National Sandwich Day

Grilled portobello mushrooms are phenomenal! They make a very hearty sandwich with tons of flavor. This recipe has a few more steps than usual, but trust us, it’s worth it! mushpestoredppper

Ingredients:

  • 1 portobello mushroom
  • 1 tbsp balsamic vinegar
  • 4 tbsp extra-virgin olive oil, divided
  • 1/2 red bell pepper (red capsicum), sliced
  • Sea salt and black pepper, to taste
  • 1 big bunch of basil
  • 1/4 cup (35g) pine nuts
  • 2 slices of whole-grain bread (preferably sprouted grain)

Directions:

  • Preheat the oven to 400 degrees
  • To marinate the mushroom, pour balsamic vinegar and 1 tablespoon of olive oil into the center of the upside-down mushroom and let stand for a few minutes.
  • Brush the bell pepper slices with olive oil and season with salt and pepper.
  • Place the mushroom and red pepper into a baking dish, cover with foil, and bake for about 20 minutes or until both are tender.
  • To make a vegan pesto, combine the basil, pine nuts, and remaining 2 to 3 tablespoons of olive oil in a high-speed blender or Vitamix.
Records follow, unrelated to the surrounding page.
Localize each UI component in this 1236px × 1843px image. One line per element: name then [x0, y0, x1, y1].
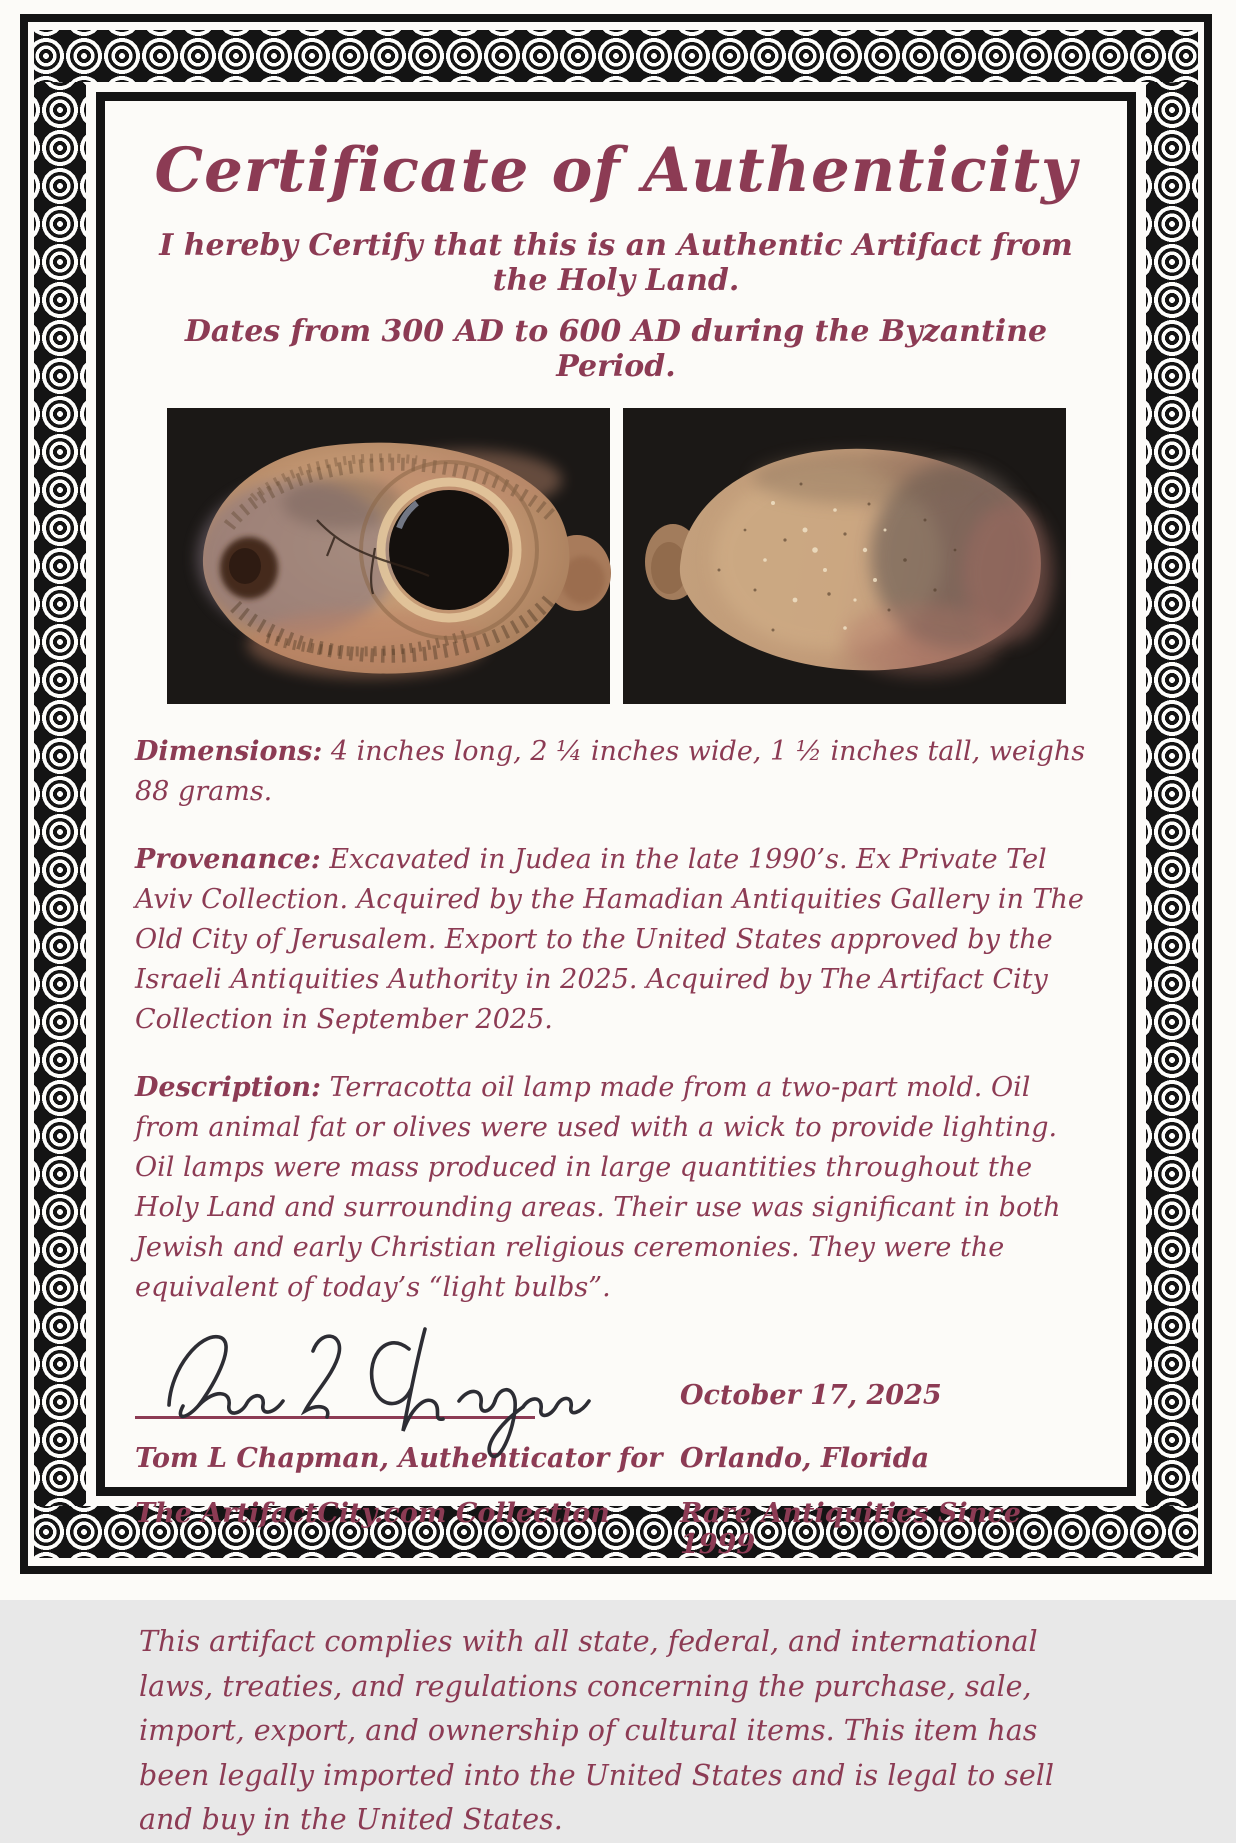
- location-line: Orlando, Florida: [680, 1443, 930, 1475]
- inner-border-frame: [96, 92, 1136, 1837]
- legal-compliance-text: This artifact complies with all state, federal, and international laws, treaties, and regulations concerning the purchase, sale, import, export, and ownership of cultural items. This item has been legally imported into the United States and is legal to sell and buy in the United States.: [139, 1625, 1054, 1837]
- circle-band-left: [34, 82, 86, 1506]
- tagline-line: Rare Antiquities Since 1999: [680, 1498, 1021, 1561]
- provenance-label: Provenance:: [135, 844, 321, 875]
- provenance-section: [135, 840, 1097, 1040]
- signature-block: [135, 1317, 1097, 1560]
- dimensions-text: 4 inches long, 2 ¼ inches wide, 1 ½ inches tall, weighs 88 grams.: [135, 736, 1086, 808]
- certificate-content: [105, 101, 1127, 1837]
- artifact-photos-row: [131, 408, 1101, 704]
- description-text: Terracotta oil lamp made from a two-part mold. Oil from animal fat or olives were used with a wick to provide lighting. Oil lamps were mass produced in large quantities throughout the Holy Land and surrounding areas. Their use was significant in both Jewish and early Christian religious ceremonies. They were the equivalent of today’s “light bulbs”.: [135, 1071, 1061, 1303]
- certify-statement: I hereby Certify that this is an Authentic Artifact from the Holy Land.: [159, 228, 1073, 299]
- oil-lamp-top-view-photo: [167, 408, 610, 704]
- circle-band-right: [1146, 82, 1198, 1506]
- description-section: [135, 1068, 1097, 1308]
- signature-area: [135, 1317, 680, 1433]
- oil-lamp-bottom-view-photo: [623, 408, 1066, 704]
- circle-band-top: [34, 30, 1198, 82]
- description-label: Description:: [135, 1071, 321, 1103]
- dimensions-label: Dimensions:: [135, 736, 323, 768]
- certification-date: October 17, 2025: [680, 1380, 942, 1412]
- signature-handwriting: [141, 1309, 611, 1439]
- certificate-title: Certificate of Authenticity: [154, 135, 1078, 206]
- collection-line: The ArtifactCity.com Collection: [135, 1498, 610, 1530]
- dimensions-section: [135, 732, 1097, 812]
- provenance-text: Excavated in Judea in the late 1990’s. Ex Private Tel Aviv Collection. Acquired by the Hamadian Antiquities Gallery in The Old City of Jerusalem. Export to the United States approved by the Israeli Antiquities Authority in 2025. Acquired by The Artifact City Collection in September 2025.: [135, 844, 1084, 1035]
- dating-statement: Dates from 300 AD to 600 AD during the Byzantine Period.: [184, 314, 1048, 385]
- authenticator-line: Tom L Chapman, Authenticator for: [135, 1443, 663, 1475]
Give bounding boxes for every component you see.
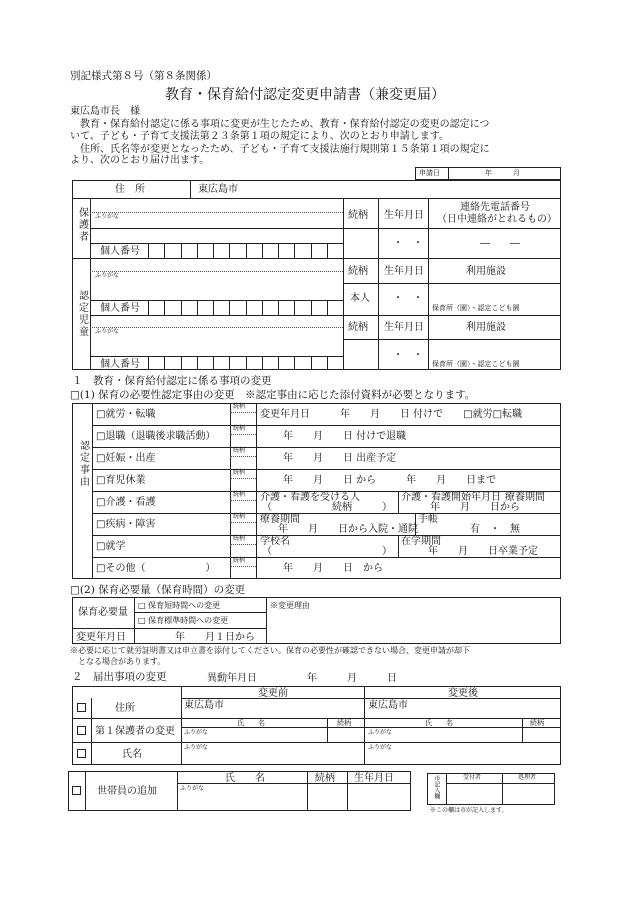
reason-option-0[interactable]: □就労・転職 [96,409,156,420]
mynumber-cell[interactable] [246,300,247,315]
reason-option-4[interactable]: □介護・看護 [96,497,156,508]
household-relation-header: 続柄 [315,773,335,784]
guardian-change-checkbox[interactable] [77,726,86,735]
guardian-birth-dots: ・ ・ [393,238,423,249]
mynumber-cell[interactable] [197,243,198,258]
mynumber-cell[interactable] [229,243,230,258]
mynumber-cell[interactable] [213,300,214,315]
mynumber-cell[interactable] [213,356,214,370]
need-change-reason[interactable]: ※変更理由 [270,601,310,610]
after-header: 変更後 [448,688,478,699]
reason-relation-label: 続柄 [233,447,246,454]
guardian-relation-header: 続柄 [348,210,368,221]
addressee: 東広島市長 様 [70,106,140,117]
reason-detail2-5[interactable]: 年 月 日から入院・通院 [278,524,418,535]
received-by-label: 受付者 [463,774,482,781]
address-after[interactable]: 東広島市 [368,700,408,711]
name-before-furigana: ふりがな [184,744,209,751]
mynumber-cell[interactable] [197,300,198,315]
reason-detail4-6[interactable]: 年 月 日卒業予定 [428,546,538,557]
before-name-header: 氏 名 [237,719,265,727]
household-add-label: 世帯員の追加 [97,786,157,797]
child-label: 認定児童 [76,290,88,338]
page-title: 教育・保育給付認定変更申請書（兼変更届） [165,87,445,103]
reason-detail5-4[interactable]: 年 月 日から [430,502,520,513]
reason-detail-6[interactable]: 学校名 [260,536,290,547]
reason-option-3[interactable]: □育児休業 [96,475,146,486]
child2-mynumber-boxes[interactable] [148,356,343,370]
mynumber-cell[interactable] [181,356,182,370]
child1-mynumber-boxes[interactable] [148,300,343,315]
note-line2: となる場合があります。 [78,657,166,666]
reason-detail3-5[interactable]: 手帳 [418,514,438,525]
reason-detail-4[interactable]: 介護・看護を受ける人 [260,492,360,503]
mynumber-cell[interactable] [164,300,165,315]
guardian-mynumber-label: 個人番号 [100,246,140,257]
processed-by-label: 処理者 [518,774,537,781]
household-birth-header: 生年月日 [354,773,394,784]
reason-label: 認定事由 [77,440,89,488]
mynumber-cell[interactable] [181,243,182,258]
address-label: 住 所 [115,184,145,195]
reason-detail2-6[interactable]: （ ） [262,546,392,557]
after-relation-header: 続柄 [530,719,544,727]
mynumber-cell[interactable] [327,243,328,258]
form-number: 別記様式第８号（第８条関係） [70,70,217,82]
guardian-change-label: 第１保護者の変更 [95,726,175,737]
mynumber-cell[interactable] [327,356,328,370]
reason-relation-label: 続柄 [233,557,246,564]
child1-relation-header: 続柄 [348,266,368,277]
reason-relation-label: 続柄 [233,403,246,410]
para1-line1: 教育・保育給付認定に係る事項に変更が生じたため、教育・保育給付認定の変更の認定につ [80,119,490,130]
mynumber-cell[interactable] [262,356,263,370]
child2-mynumber-label: 個人番号 [100,359,140,370]
mynumber-cell[interactable] [311,356,312,370]
reason-detail-0[interactable]: 変更年月日 年 月 日 付けで □就労□転職 [260,409,523,420]
reason-option-5[interactable]: □疾病・障害 [96,519,156,530]
guardian-after-furigana: ふりがな [368,729,393,736]
name-row-label: 氏名 [122,749,142,760]
reason-detail-3[interactable]: 年 月 日 から 年 月 日まで [283,475,497,486]
name-change-checkbox[interactable] [77,749,86,758]
mynumber-cell[interactable] [197,356,198,370]
name-after-furigana: ふりがな [368,744,393,751]
child2-relation-header: 続柄 [348,322,368,333]
mynumber-cell[interactable] [278,356,279,370]
child2-facility-type[interactable]: 保育所（園）・認定こども園 [432,360,520,368]
reason-detail4-5[interactable]: 有 ・ 無 [470,524,520,535]
before-header: 変更前 [258,688,288,699]
child1-mynumber-label: 個人番号 [100,303,140,314]
mynumber-cell[interactable] [311,300,312,315]
child1-facility-type[interactable]: 保育所（園）・認定こども園 [432,304,520,312]
mynumber-cell[interactable] [311,243,312,258]
child2-birth-dots: ・ ・ [393,350,423,361]
para2-line2: より、次のとおり届け出ます。 [70,155,210,166]
guardian-label: 保護者 [76,207,88,243]
reason-option-2[interactable]: □妊娠・出産 [96,453,156,464]
mynumber-cell[interactable] [229,300,230,315]
mynumber-cell[interactable] [246,243,247,258]
child2-birth-header: 生年月日 [384,322,424,333]
reason-detail-1[interactable]: 年 月 日 付けで退職 [283,431,407,442]
after-name-header: 氏 名 [425,719,453,727]
reason-relation-label: 続柄 [233,425,246,432]
address-value[interactable]: 東広島市 [198,184,238,195]
reason-relation-label: 続柄 [233,513,246,520]
household-name-header: 氏 名 [225,773,265,784]
mynumber-cell[interactable] [294,300,295,315]
mynumber-cell[interactable] [294,243,295,258]
household-add-checkbox[interactable] [72,786,81,795]
move-date[interactable]: 異動年月日 年 月 日 [207,673,397,684]
mynumber-cell[interactable] [278,243,279,258]
contact-header-1: 連絡先電話番号 [460,202,530,213]
para1-line2: いて、子ども・子育て支援法第２３条第１項の規定により、次のとおり申請します。 [70,131,449,142]
mynumber-cell[interactable] [294,356,295,370]
contact-header-2: （日中連絡がとれるもの） [437,214,557,225]
mynumber-cell[interactable] [164,356,165,370]
mynumber-cell[interactable] [327,300,328,315]
household-furigana: ふりがな [180,785,205,792]
child1-birth-header: 生年月日 [384,266,424,277]
need-standard-option[interactable]: □ 保育標準時間への変更 [138,616,229,625]
mynumber-cell[interactable] [148,356,149,370]
section1-sub2: □(2) 保育必要量（保育時間）の変更 [70,584,246,596]
reason-option-6[interactable]: □就学 [96,541,126,552]
note-line1: ※必要に応じて就労証明書又は申立書を添付してください。保育の必要性が確認できない場合、変更申請が却下 [70,646,470,655]
reason-detail4-4[interactable]: 療養期間 [505,492,545,503]
child1-honnin: 本人 [350,293,370,304]
mynumber-cell[interactable] [246,356,247,370]
section1-title: １ 教育・保育給付認定に係る事項の変更 [72,375,272,387]
reason-relation-label: 続柄 [233,491,246,498]
child1-birth-dots: ・ ・ [393,293,423,304]
need-change-date-label: 変更年月日 [76,632,126,643]
para2-line1: 住所、氏名等が変更となったため、子ども・子育て支援法施行規則第１５条第１項の規定に [80,144,490,155]
mynumber-cell[interactable] [181,300,182,315]
reason-option-1[interactable]: □退職（退職後求職活動） [96,431,216,442]
reason-relation-label: 続柄 [233,535,246,542]
child1-furigana: ふりがな [95,272,120,279]
office-use-label: 市記入欄 [432,775,440,799]
before-relation-header: 続柄 [337,719,351,727]
address-before[interactable]: 東広島市 [184,700,224,711]
reason-detail-2[interactable]: 年 月 日 出産予定 [283,453,397,464]
guardian-birth-header: 生年月日 [384,210,424,221]
reason-detail3-6[interactable]: 在学期間 [401,536,441,547]
mynumber-cell[interactable] [278,300,279,315]
need-label: 保育必要量 [78,607,128,618]
guardian-before-furigana: ふりがな [184,729,209,736]
mynumber-cell[interactable] [148,243,149,258]
child1-facility-header: 利用施設 [466,266,506,277]
guardian-mynumber-boxes[interactable] [148,243,343,258]
reason-detail3-4[interactable]: 介護・看護開始年月日 [401,492,501,503]
address-change-checkbox[interactable] [77,703,86,712]
guardian-phone-dashes[interactable]: ― ― [480,238,520,249]
section1-sub1: □(1) 保育の必要性認定事由の変更 ※認定事由に応じた添付資料が必要となります。 [70,389,476,401]
child2-furigana: ふりがな [95,328,120,335]
mynumber-cell[interactable] [148,300,149,315]
mynumber-cell[interactable] [213,243,214,258]
guardian-furigana: ふりがな [95,213,120,220]
reason-relation-label: 続柄 [233,469,246,476]
address-row-label: 住所 [115,703,135,714]
apply-date-value: 年 月 [485,169,520,177]
need-short-option[interactable]: □ 保育短時間への変更 [138,601,221,610]
mynumber-cell[interactable] [164,243,165,258]
mynumber-cell[interactable] [262,243,263,258]
section2-title: ２ 届出事項の変更 [72,671,167,683]
reason-detail-7[interactable]: 年 月 日 から [283,563,383,574]
reason-detail-5[interactable]: 療養期間 [260,514,300,525]
mynumber-cell[interactable] [229,356,230,370]
need-change-date[interactable]: 年 月１日から [175,632,255,643]
office-use-note: ※この欄は市が記入します。 [430,807,508,814]
reason-detail2-4[interactable]: （ 続柄 ） [262,502,392,513]
reason-option-7[interactable]: □その他（ ） [96,563,216,574]
child2-facility-header: 利用施設 [466,322,506,333]
apply-date-label: 申請日 [419,169,440,177]
mynumber-cell[interactable] [262,300,263,315]
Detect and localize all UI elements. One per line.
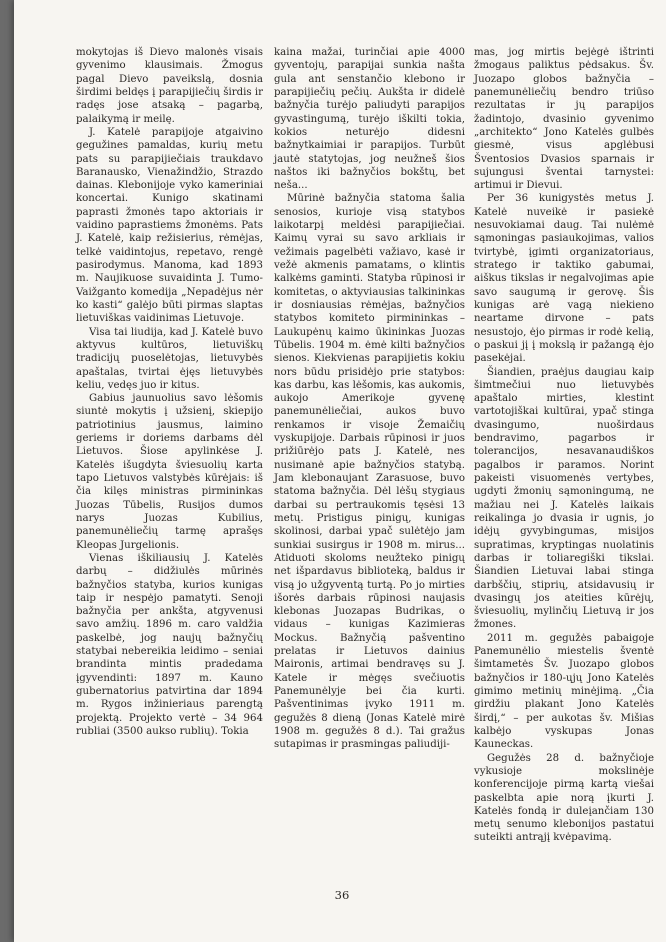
paragraph: Gegužės 28 d. bažnyčioje vykusioje mokslinėje konferencijoje pirmą kartą viešai paskelbta apie norą įkurti J. Katelės fondą ir duleįančiam 130 metų senumo klebonijos pastatui suteikti antrąjį kvėpavimą. xyxy=(474,752,654,844)
paragraph: 2011 m. gegužės pabaigoje Panemunėlio miestelis šventė šimtametės Šv. Juozapo globos bažnyčios ir 180-ųjų Jono Katelės gimimo metinių minėjimą. „Čia girdžiu plakant Jono Katelės širdį,“ – per aukotas šv. Mišias kalbėjo vyskupas Jonas Kauneckas. xyxy=(474,632,654,751)
book-page xyxy=(14,0,666,942)
paragraph: J. Katelė parapijoje atgaivino gegužines pamaldas, kurių metu pats su parapijiečiais traukdavo Baranausko, Vienažindžio, Strazdo dainas. Klebonijoje vyko kameriniai koncertai. Kunigo skatinami paprasti žmonės tapo aktoriais ir vaidino paprastiems žmonėms. Pats J. Katelė, kaip režisierius, rėmėjas, telkė vaidintojus, repetavo, rengė pasirodymus. Manoma, kad 1893 m. Naujikuose suvaidinta J. Tumo-Vaižganto komedija „Nepadėjus nėr ko kasti“ galėjo būti pirmas slaptas lietuviškas vaidinimas Lietuvoje. xyxy=(76,126,263,325)
paragraph: mokytojas iš Dievo malonės visais gyvenimo klausimais. Žmogus pagal Dievo paveikslą, dosnia širdimi beldęs į parapijiečių širdis ir radęs jose atsaką – pagarbą, palaikymą ir meilę. xyxy=(76,47,263,125)
paragraph: Mūrinė bažnyčia statoma šalia senosios, kurioje visą statybos laikotarpį meldėsi parapijiečiai. Kaimų vyrai su savo arkliais ir vežimais pagelbėti važiavo, kasė ir vežė akmenis pamatams, o klintis kalkėms gaminti. Statyba rūpinosi ir komitetas, o aktyviausias talkininkas ir dosniausias rėmėjas, bažnyčios statybos komiteto pirmininkas – Laukupėnų kaimo ūkininkas Juozas Tūbelis. 1904 m. ėmė kilti bažnyčios sienos. Kiekvienas parapijietis kokiu nors būdu prisidėjo prie statybos: kas darbu, kas lėšomis, kas aukomis, aukojo Amerikoje gyvenę panemunėliečiai, aukos buvo renkamos ir visoje Žemaičių vyskupijoje. Darbais rūpinosi ir juos prižiūrėjo pats J. Katelė, nes nusimanė apie bažnyčios statybą. Jam klebonaujant Zarasuose, buvo statoma bažnyčia. Dėl lėšų stygiaus darbai su pertraukomis tęsėsi 13 metų. Pristigus pinigų, kunigas skolinosi, darbai ypač sulėtėjo jam sunkiai susirgus ir 1908 m. mirus... Atiduoti skoloms neužteko pinigų net išpardavus biblioteką, baldus ir visą jo užgyventą turtą. Po jo mirties išorės darbais rūpinosi naujasis klebonas Juozapas Budrikas, o vidaus – kunigas Kazimieras Mockus. Bažnyčią pašventino prelatas ir Lietuvos dainius Maironis, artimai bendravęs su J. Katele ir mėgęs svečiuotis Panemunėlyje bei čia kurti. Pašventinimas įvyko 1911 m. gegužės 8 dieną (Jonas Katelė mirė 1908 m. gegužės 8 d.). Tai gražus sutapimas ir prasmingas paliudiji- xyxy=(274,193,465,751)
paragraph: kaina mažai, turinčiai apie 4000 gyventojų, parapijai sunkia našta gula ant senstančio klebono ir parapijiečių pečių. Aukšta ir didelė bažnyčia turėjo paliudyti parapijos gyvastingumą, turėjo iškilti tokia, kokios neturėjo didesni bažnytkaimiai ir parapijos. Turbūt jautė statytojas, jog neužneš šios naštos iki bažnyčios bokštų, bet neša... xyxy=(274,47,465,192)
text-column-right xyxy=(474,46,654,845)
paragraph: Vienas iškiliausių J. Katelės darbų – didžiulės mūrinės bažnyčios statyba, kurios kunigas taip ir nespėjo pamatyti. Senoji bažnyčia per ankšta, atgyvenusi savo amžių. 1896 m. caro valdžia paskelbė, jog naujų bažnyčių statybai nebereikia leidimo – seniai brandinta mintis pradedama įgyvendinti: 1897 m. Kauno gubernatorius patvirtina dar 1894 m. Rygos inžinieriaus parengtą projektą. Projekto vertė – 34 964 rubliai (3500 aukso rublių). Tokia xyxy=(76,552,263,737)
text-column-left xyxy=(76,46,263,738)
paragraph: Per 36 kunigystės metus J. Katelė nuveikė ir pasiekė nesuvokiamai daug. Tai nulėmė sąmoningas pasiaukojimas, valios tvirtybė, įgimti organizatoriaus, stratego ir taktiko gabumai, aiškus tikslas ir negalvojimas apie savo saugumą ir gerovę. Šis kunigas arė vagą niekieno neartame dirvone – pats nesustojo, ėjo pirmas ir rodė kelią, o paskui jį į mokslą ir pažangą ėjo pasekėjai. xyxy=(474,193,654,365)
page-number: 36 xyxy=(334,888,350,902)
paragraph: mas, jog mirtis bejėgė ištrinti žmogaus paliktus pėdsakus. Šv. Juozapo globos bažnyčia – panemunėliečių bendro triūso rezultatas ir jų parapijos žadintojo, dvasinio gyvenimo „architekto“ Jono Katelės gulbės giesmė, visus apglėbusi Šventosios Dvasios sparnais ir sujungusi šventai tarnystei: artimui ir Dievui. xyxy=(474,47,654,192)
text-column-middle xyxy=(274,46,465,752)
paragraph: Visa tai liudija, kad J. Katelė buvo aktyvus kultūros, lietuviškų tradicijų puoselėtojas, lietuvybės apaštalas, tvirtai ėjęs lietuvybės keliu, vedęs juo ir kitus. xyxy=(76,326,263,391)
paragraph: Gabius jaunuolius savo lėšomis siuntė mokytis į užsienį, skiepijo patriotinius jausmus, laimino geriems ir doriems darbams dėl Lietuvos. Šiose apylinkėse J. Katelės išugdyta šviesuolių karta tapo Lietuvos valstybės kūrėjais: iš čia kilęs ministras pirmininkas Juozas Tūbelis, Rusijos dumos narys Juozas Kubilius, panemunėliečių tarmę aprašęs Kleopas Jurgelionis. xyxy=(76,393,263,551)
paragraph: Šiandien, praėjus daugiau kaip šimtmečiui nuo lietuvybės apaštalo mirties, klestint vartotojiškai kultūrai, ypač stinga dvasingumo, nuoširdaus bendravimo, pagarbos ir tolerancijos, nesavanaudiškos pagalbos ir paramos. Norint pakeisti visuomenės vertybes, ugdyti žmonių sąmoningumą, ne mažiau nei J. Katelės laikais reikalinga jo dvasia ir ugnis, jo idėjų gyvybingumas, misijos supratimas, kryptingas nuolatinis darbas ir toliaregiški tikslai. Šiandien Lietuvai labai stinga darbščių, stiprių, atsidavusių ir dvasingų jos ateities kūrėjų, šviesuolių, mylinčių Lietuvą ir jos žmones. xyxy=(474,366,654,631)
Blend on high until smooth, approximately one minute. Season with salt and pepper to taste. Add more oil as needed to reach desired consistency.
  • When ready to prepare your sandwich, toast the bread and coat each slice with pesto.
  • Layer the mushroom and roasted red peppers onto one slice of bread, close up your sandwich, and enjoy!